Everyone in Long Wotton knew Lord Nutbeam, of course, though I don't mean they played darts with him every night in the local. In fact, most of the inhabitants had never seen him. The old boy was a bachelor, who lived in a rambling house apparently designed by Charles Addams, his younger brother's missus doing such things as ordering the coal and paying the milkman. He appeared only occasionally when they gave him an airing in an old Daimler like a mechanized glasshouse, always with brother or wife as bodyguard.
This was the pair who received me in the hall, a long, dim place crammed with furniture and as stuffy as the inside of the family vault.
'I'm the doctor,' I announced.
'But Dr Grimsdyke-?'
'Dr Rudolph Grimsdyke is enjoying a little well-earned holiday. I'm his locum and nephew, Dr Gaston Grimsdyke.'
I saw them exchange glances. The Hon. Percy Nutbeam was a fat chap with a complexion like an old whisky- vat, which I suppose he'd acquired at his brother's expense.

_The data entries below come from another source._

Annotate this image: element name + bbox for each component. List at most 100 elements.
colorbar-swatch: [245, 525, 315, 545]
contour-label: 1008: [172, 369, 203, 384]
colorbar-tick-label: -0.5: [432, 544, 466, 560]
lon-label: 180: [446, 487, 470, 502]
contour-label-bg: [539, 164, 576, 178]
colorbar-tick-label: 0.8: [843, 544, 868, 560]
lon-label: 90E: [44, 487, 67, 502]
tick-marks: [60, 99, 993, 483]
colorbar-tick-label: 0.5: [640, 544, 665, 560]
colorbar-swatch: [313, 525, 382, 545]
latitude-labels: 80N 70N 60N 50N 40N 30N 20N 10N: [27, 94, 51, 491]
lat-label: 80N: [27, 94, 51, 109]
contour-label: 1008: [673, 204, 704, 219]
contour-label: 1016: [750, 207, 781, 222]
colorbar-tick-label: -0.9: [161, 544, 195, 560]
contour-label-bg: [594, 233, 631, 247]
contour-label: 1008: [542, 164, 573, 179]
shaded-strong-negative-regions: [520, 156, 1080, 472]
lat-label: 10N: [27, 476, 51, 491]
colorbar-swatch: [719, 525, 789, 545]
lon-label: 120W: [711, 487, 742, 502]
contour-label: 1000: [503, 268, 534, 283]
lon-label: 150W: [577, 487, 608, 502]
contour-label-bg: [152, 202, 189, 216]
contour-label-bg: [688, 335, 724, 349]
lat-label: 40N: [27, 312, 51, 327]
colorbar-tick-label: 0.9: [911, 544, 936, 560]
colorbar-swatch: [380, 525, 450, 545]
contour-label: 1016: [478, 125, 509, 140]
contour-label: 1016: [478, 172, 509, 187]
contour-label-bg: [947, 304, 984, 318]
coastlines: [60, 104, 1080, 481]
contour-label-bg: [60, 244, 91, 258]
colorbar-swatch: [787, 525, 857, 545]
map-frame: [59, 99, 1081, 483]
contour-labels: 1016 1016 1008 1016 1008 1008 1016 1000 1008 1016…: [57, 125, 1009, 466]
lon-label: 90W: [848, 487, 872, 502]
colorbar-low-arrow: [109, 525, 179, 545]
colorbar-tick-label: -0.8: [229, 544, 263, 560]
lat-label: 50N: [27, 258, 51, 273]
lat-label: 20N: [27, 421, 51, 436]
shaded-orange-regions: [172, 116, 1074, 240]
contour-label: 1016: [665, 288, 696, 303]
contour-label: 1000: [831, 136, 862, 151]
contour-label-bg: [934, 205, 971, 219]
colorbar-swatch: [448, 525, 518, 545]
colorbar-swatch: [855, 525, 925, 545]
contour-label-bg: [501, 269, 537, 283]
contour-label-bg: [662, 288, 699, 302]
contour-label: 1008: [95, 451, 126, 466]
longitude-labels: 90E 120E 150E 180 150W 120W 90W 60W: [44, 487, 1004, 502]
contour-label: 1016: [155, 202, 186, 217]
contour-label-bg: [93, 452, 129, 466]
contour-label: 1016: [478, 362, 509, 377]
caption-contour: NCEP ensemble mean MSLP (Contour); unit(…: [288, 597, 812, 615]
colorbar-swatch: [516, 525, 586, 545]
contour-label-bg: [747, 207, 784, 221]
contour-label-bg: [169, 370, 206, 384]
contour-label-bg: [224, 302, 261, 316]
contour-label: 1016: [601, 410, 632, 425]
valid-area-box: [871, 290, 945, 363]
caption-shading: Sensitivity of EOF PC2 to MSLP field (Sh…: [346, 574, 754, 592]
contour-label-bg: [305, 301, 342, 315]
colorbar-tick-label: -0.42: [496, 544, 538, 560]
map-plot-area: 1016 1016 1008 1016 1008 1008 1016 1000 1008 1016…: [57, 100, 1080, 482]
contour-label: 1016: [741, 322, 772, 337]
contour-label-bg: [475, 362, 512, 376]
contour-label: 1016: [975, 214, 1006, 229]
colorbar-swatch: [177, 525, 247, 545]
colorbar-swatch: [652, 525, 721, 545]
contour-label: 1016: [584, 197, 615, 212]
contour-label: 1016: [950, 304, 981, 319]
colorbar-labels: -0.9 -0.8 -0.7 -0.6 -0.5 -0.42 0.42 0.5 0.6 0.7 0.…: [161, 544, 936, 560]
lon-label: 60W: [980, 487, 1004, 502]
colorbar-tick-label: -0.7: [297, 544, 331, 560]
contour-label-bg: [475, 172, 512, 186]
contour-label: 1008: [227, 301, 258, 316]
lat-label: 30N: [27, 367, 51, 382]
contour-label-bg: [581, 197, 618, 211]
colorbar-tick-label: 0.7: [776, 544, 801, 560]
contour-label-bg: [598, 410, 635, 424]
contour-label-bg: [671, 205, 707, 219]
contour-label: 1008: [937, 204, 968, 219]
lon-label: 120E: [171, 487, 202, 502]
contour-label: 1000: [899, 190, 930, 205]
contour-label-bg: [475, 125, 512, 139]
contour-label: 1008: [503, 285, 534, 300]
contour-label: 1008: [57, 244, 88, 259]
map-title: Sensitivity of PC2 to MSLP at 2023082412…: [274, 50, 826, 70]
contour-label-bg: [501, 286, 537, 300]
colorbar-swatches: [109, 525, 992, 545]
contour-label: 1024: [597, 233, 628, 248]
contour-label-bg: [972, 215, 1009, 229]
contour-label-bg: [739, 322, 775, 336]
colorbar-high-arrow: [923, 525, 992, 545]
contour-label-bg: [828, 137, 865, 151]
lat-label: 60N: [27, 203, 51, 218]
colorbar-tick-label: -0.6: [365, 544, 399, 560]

His wife was one of those sharp-faced little women with incisors like fangs, to whom I took an instant dislike.
'Of course, I'm perfectly well qualified,' I added, sensing they might not take kindly to anyone but the accredited family practitioner.
'Naturally, naturally,' agreed Percy Nutbeam, very sociably. 'We don't question that for a moment.'
'I am sure you've had very extensive experience, Doctor,' put in the wife.
'Well, very varied, anyway. Look here,' I told them, feeling rather awkward, 'unless it's a matter of saving life on the spot, if you'd rather call another practitioner-'
'Not at all,' said Mrs Nutbeam briskly.
'My husband and I have the utmost confidence in your handling his Lordship's case. Haven't we, Percy?'
'Of course, Amanda.'
I must admit this made me feel pretty pleased. The old uncle's full of homely advice about wool next to the skin and so on, but after all those years among the hookworm and beriberi he's as out of date in medical practice as a Gladstone bag. I could see they were delighted at an up-to-date chap like myself with all the latest from hospital.
'Then what's the trouble?' I asked.
'We fear a broken hip, doctor,' announced Amanda Nutbeam. 'That's serious, I believe?'
'Could be. Very.'
'Our aunt died after a broken hip,' murmured Percy.
'It all depends on the constitution of the patient,' I told them, remembering my orthopaedic lectures.
'Please let me impress upon you, Doctor,' said Amanda, 'that his Lordship is very delicate.'
'Very delicate indeed,' added her husband.